The Adam Proteau Type

Proteau, a columnist for The Hockey News, has a rather simple but ultimately revolutionary idea for realignment: No. More. Divisions.

From Proteau:

In an 82-game schedule, the league could continue traditional divisional team play at the present rate, have each team play a home-and-home series against all 15 teams in the opposite conference, and still have 28 games to address rivalries that pop up organically from time to time.

With that kind of arrangement, there would be far fewer qualms about a Jets/Wings flip-flop. Sure, you'd still have Nashville and Columbus clamoring to move East, but perhaps those extra 28 games could be allotted in a way that would give each franchise more games against the East.

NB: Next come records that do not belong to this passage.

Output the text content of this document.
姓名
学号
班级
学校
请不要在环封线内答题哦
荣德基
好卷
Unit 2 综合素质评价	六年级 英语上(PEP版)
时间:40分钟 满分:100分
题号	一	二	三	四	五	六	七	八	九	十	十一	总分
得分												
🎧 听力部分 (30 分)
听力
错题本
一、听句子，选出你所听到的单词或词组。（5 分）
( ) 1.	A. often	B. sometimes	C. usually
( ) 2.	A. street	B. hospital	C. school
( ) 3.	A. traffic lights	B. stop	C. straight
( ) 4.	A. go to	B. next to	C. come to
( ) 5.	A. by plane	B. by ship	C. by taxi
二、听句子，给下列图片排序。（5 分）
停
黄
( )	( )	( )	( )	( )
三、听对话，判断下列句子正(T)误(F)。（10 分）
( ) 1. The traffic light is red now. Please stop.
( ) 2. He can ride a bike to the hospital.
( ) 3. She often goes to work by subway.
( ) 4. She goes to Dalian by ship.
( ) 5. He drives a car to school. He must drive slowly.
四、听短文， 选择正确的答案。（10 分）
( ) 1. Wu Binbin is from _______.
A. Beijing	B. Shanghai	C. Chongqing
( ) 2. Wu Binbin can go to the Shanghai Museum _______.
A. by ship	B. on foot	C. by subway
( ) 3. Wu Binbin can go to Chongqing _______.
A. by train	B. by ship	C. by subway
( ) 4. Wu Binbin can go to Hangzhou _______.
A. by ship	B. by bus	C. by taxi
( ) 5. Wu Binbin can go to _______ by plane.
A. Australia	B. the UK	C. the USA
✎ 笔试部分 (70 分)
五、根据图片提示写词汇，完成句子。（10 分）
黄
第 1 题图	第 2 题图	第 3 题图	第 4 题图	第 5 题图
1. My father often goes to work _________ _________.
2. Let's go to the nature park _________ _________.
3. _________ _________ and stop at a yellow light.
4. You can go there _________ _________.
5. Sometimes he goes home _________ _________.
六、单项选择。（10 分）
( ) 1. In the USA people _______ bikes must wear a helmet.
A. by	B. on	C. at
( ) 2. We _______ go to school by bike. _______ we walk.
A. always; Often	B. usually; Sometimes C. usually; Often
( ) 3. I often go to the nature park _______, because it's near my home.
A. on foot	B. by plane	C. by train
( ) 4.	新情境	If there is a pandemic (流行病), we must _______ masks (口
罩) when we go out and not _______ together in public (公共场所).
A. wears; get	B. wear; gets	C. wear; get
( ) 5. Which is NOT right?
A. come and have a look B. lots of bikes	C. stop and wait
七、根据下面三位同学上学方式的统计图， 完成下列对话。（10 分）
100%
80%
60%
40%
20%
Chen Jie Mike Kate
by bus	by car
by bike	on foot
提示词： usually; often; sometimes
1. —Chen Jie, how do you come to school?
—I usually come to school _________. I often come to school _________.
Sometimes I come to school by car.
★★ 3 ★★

It'd be a handy way to solve the headaches over a Dallas team in the Pacific (when they're closer to the Gulf of Mexico). And as Proteau points out, it would also decrease the hassles in further realignment down the line.

The entire focus is on the conference playoffs anyway, right? If nothing else, it will end the squirmy practice of teams who crap out in the first round hoisting division champ banners at their home openers. Yuck.

What's your favorite extreme realignment plan?